Fresh local tomatoes are ripening in full force around the country, and at no time during the year will they taste this authentic, this juicy and this meaty. But the pressure to enjoy each and every precious one is killing me. I bought a bunch last week at our farmers market, and then my mother-in-law plied me with a big bag — an overrun from her brother’s wildly productive garden. We’re using tomatoes as fast as we can around here in BLTs, cucumber and tomato salads and tomato sandwiches on shamelessly squishy white bread. I love them diced over morning eggs, and nowadays, a simple plate of sliced tomatoes replaces a requisite green salad at dinnertime.
But what else can you do with fresh juicy summer tomatoes? Plenty. Here are a few ideas to make sure none of those tasty beauties goes to waste.

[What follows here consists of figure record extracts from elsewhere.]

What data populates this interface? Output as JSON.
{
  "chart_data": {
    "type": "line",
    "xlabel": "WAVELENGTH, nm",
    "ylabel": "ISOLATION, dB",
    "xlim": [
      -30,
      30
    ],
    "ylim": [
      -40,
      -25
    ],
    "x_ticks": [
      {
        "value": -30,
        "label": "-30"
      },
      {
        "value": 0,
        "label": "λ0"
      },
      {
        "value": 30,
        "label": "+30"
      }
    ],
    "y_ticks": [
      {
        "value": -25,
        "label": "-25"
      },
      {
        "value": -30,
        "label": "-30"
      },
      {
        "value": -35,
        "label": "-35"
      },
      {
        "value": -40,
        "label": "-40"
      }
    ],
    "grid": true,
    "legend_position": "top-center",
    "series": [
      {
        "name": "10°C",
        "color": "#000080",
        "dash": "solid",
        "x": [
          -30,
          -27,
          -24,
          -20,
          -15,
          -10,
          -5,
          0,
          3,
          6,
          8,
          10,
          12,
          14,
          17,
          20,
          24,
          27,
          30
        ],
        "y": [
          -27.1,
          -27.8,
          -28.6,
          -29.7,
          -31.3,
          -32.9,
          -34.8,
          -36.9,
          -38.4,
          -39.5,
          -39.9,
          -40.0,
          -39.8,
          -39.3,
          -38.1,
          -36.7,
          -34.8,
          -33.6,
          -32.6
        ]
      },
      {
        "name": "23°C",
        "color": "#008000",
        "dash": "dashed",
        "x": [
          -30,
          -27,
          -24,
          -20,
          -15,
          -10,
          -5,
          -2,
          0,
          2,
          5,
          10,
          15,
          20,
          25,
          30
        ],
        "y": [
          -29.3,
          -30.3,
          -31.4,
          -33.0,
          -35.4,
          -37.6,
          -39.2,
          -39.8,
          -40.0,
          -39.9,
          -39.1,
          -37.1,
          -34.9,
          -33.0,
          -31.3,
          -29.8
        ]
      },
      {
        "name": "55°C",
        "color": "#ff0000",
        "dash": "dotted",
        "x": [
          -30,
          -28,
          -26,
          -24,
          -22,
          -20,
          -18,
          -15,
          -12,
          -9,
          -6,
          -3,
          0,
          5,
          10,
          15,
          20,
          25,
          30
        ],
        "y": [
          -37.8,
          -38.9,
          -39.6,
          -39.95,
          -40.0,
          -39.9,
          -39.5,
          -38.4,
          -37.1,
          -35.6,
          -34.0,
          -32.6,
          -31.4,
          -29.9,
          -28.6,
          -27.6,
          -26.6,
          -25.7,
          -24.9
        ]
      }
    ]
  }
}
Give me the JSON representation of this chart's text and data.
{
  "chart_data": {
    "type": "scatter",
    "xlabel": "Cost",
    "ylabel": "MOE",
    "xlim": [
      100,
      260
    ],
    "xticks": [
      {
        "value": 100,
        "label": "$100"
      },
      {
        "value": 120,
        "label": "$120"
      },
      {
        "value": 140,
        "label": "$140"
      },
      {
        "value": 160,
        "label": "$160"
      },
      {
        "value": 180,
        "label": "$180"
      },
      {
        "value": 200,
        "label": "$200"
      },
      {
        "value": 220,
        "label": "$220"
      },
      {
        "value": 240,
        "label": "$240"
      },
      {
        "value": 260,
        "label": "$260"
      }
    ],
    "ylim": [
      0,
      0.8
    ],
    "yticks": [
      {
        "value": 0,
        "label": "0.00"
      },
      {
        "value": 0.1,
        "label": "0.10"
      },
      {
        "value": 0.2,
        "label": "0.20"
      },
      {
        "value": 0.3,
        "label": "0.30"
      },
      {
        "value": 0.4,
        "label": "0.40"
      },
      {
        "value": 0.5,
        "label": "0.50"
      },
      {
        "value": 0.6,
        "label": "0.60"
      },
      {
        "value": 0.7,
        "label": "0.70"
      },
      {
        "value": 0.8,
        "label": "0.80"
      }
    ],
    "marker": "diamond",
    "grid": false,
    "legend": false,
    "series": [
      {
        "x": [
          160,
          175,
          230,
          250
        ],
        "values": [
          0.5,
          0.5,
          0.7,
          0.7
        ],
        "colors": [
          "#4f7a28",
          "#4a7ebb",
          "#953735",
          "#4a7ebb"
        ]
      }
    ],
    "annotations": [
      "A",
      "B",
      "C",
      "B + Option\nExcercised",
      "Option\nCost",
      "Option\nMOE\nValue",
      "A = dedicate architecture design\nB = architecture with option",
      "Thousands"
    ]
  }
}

Tacos are at the top of the food trend these days and fresh salsa is an easy way to make them shine. Combine fresh chopped tomatoes and tiny dices of onion, garlic and jalapeño. Add fresh lime juice, lime zest, salt, pepper and fresh chopped cilantro.
Raw tomato pasta
Heat a quarter cup of olive oil over medium heat and toss in a couple tablespoons of fresh minced garlic. Let the garlic mellow in the oil for a minute, then turn off heat. Stir in 4 cups fresh chopped tomatoes. Add salt and pepper to taste. Toss with cooked angel hair pasta. Add a tablespoon of butter to the mixture for extra richness if you like. Top with fresh basil.

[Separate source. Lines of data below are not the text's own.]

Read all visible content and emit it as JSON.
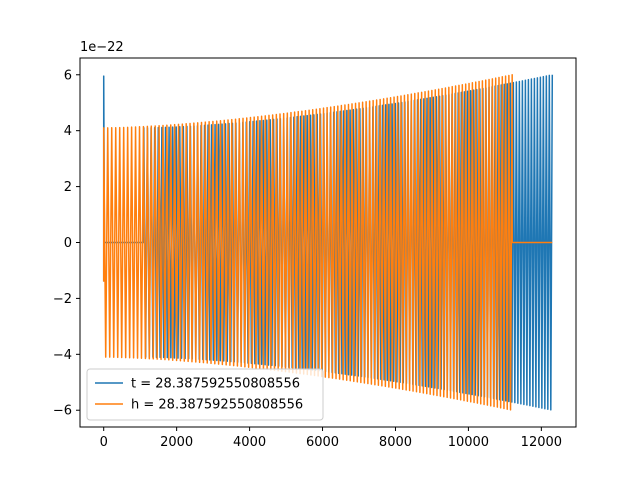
{
  "chart_data": {
    "type": "line",
    "title": "",
    "xlabel": "",
    "ylabel": "",
    "y_scale_label": "1e−22",
    "y_scale_factor": 1e-22,
    "xlim": [
      -650,
      12950
    ],
    "ylim": [
      -6.6e-22,
      6.6e-22
    ],
    "x_ticks": [
      0,
      2000,
      4000,
      6000,
      8000,
      10000,
      12000
    ],
    "x_tick_labels": [
      "0",
      "2000",
      "4000",
      "6000",
      "8000",
      "10000",
      "12000"
    ],
    "y_ticks": [
      -6e-22,
      -4e-22,
      -2e-22,
      0,
      2e-22,
      4e-22,
      6e-22
    ],
    "y_tick_labels": [
      "−6",
      "−4",
      "−2",
      "0",
      "2",
      "4",
      "6"
    ],
    "grid": false,
    "legend_position": "lower-left",
    "series": [
      {
        "name": "t = 28.387592550808556",
        "color": "#1f77b4",
        "signal": {
          "kind": "chirp",
          "spike_x": 0,
          "spike_y": [
            -1.4e-22,
            5.95e-22
          ],
          "zero_until_x": 1100,
          "oscillation_start_x": 1100,
          "oscillation_end_x": 12300,
          "envelope_start_amplitude": 4.1e-22,
          "envelope_end_amplitude": 6e-22,
          "approximate_cycles": 125
        }
      },
      {
        "name": "h = 28.387592550808556",
        "color": "#ff7f0e",
        "signal": {
          "kind": "chirp",
          "oscillation_start_x": 0,
          "oscillation_end_x": 11200,
          "zero_after_x": 11200,
          "zero_until_x_end": 12300,
          "envelope_start_amplitude": 4.1e-22,
          "envelope_end_amplitude": 6e-22,
          "approximate_cycles": 113
        }
      }
    ]
  }
}
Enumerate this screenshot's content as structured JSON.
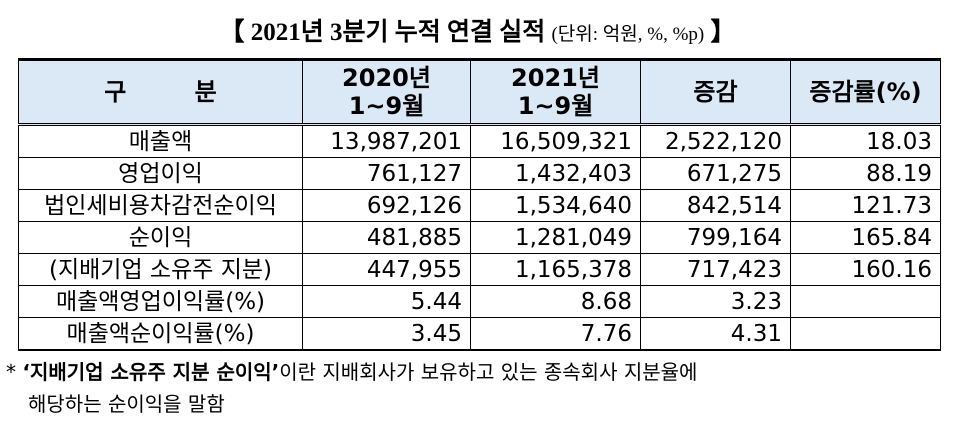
{
  "header": {
    "title": "【 2021년 3분기 누적 연결 실적",
    "unit": "(단위: 억원, %, %p)",
    "close": "】"
  },
  "table": {
    "columns": [
      [
        "구 분"
      ],
      [
        "2020년",
        "1~9월"
      ],
      [
        "2021년",
        "1~9월"
      ],
      [
        "증감"
      ],
      [
        "증감률(%)"
      ]
    ],
    "rows": [
      [
        "매출액",
        "13,987,201",
        "16,509,321",
        "2,522,120",
        "18.03"
      ],
      [
        "영업이익",
        "761,127",
        "1,432,403",
        "671,275",
        "88.19"
      ],
      [
        "법인세비용차감전순이익",
        "692,126",
        "1,534,640",
        "842,514",
        "121.73"
      ],
      [
        "순이익",
        "481,885",
        "1,281,049",
        "799,164",
        "165.84"
      ],
      [
        "(지배기업 소유주 지분)",
        "447,955",
        "1,165,378",
        "717,423",
        "160.16"
      ],
      [
        "매출액영업이익률(%)",
        "5.44",
        "8.68",
        "3.23"
      ],
      [
        "매출액순이익률(%)",
        "3.45",
        "7.76",
        "4.31"
      ]
    ]
  },
  "footnote": {
    "mark": "* ",
    "term": "‘지배기업 소유주 지분 순이익’",
    "line1": "이란 지배회사가 보유하고 있는 종속회사 지분율에",
    "line2": "해당하는 순이익을 말함"
  }
}
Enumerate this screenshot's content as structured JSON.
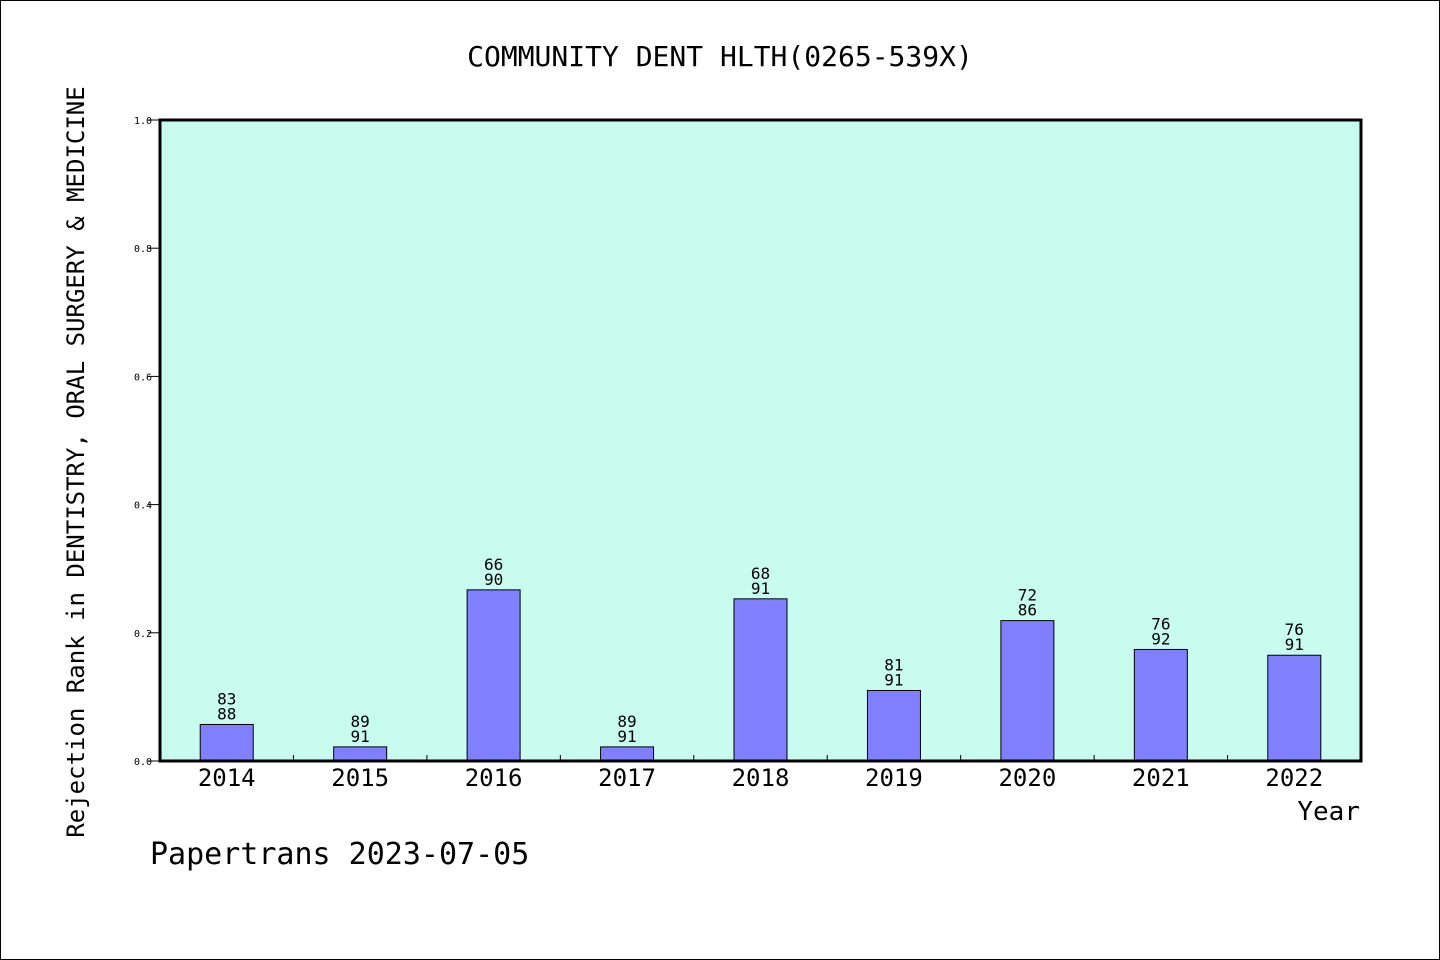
{
  "chart_data": {
    "type": "bar",
    "title": "COMMUNITY DENT HLTH(0265-539X)",
    "xlabel": "Year",
    "ylabel": "Rejection Rank in DENTISTRY, ORAL SURGERY & MEDICINE",
    "categories": [
      "2014",
      "2015",
      "2016",
      "2017",
      "2018",
      "2019",
      "2020",
      "2021",
      "2022"
    ],
    "values": [
      0.057,
      0.022,
      0.267,
      0.022,
      0.253,
      0.11,
      0.219,
      0.174,
      0.165
    ],
    "label_top": [
      "83",
      "89",
      "66",
      "89",
      "68",
      "81",
      "72",
      "76",
      "76"
    ],
    "label_bottom": [
      "88",
      "91",
      "90",
      "91",
      "91",
      "91",
      "86",
      "92",
      "91"
    ],
    "ylim": [
      0,
      1.0
    ],
    "yticks": [
      "0.0",
      "0.2",
      "0.4",
      "0.6",
      "0.8",
      "1.0"
    ],
    "grid": false,
    "colors": {
      "plot_background": "#c8fcee",
      "bar_fill": "#8080ff",
      "bar_stroke": "#000000"
    }
  },
  "footer": {
    "text": "Papertrans 2023-07-05"
  }
}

Multi-purpose red sauce (freezable!)
This is perfect for tomatoes that are extra ripe. Using a tomato knife (or any serrated knife), cut an “X” at the end of each tomato, opposite the stem-end. Drop into boiling water for five minutes. Remove and cool. Starting at the X, peel off tomato skins and remove stem. At this point, you can freeze the tomatoes and their juice for later use. Or, for a versatile pasta or pizza sauce, puree and cook down with fresh minced garlic, dried oregano, and salt and pepper.
Shingled on fresh fish
Baton Rouge Chef Peter Sclafani of Ruffino’s Restaurant has a terrific formula for planked fish topped with pesto and fresh tomatoes and finished with balsamic reduction. The tomatoes are sliced and “shingled” on the top of the fish, which ensures the fish stays moist as it’s cooking over charcoal. This works beautifully with redfish, salmon, grouper and flounder.
Tomatoes are the perfect delivery device for serving something else, whether it’s creamy chicken salad or something hot, like creamed spinach. (In Baton Rouge, creamed spinach would be the River Road Recipe’s classic, spinach Madeline). One of my favorite stuffed tomato recipes combines sautéed julienned yellow squash and zucchini with cream and Gruyère. The squash mixture is stuffed inside a hollowed out tomato then baked for 20 minutes at 350 with breadcrumbs on top.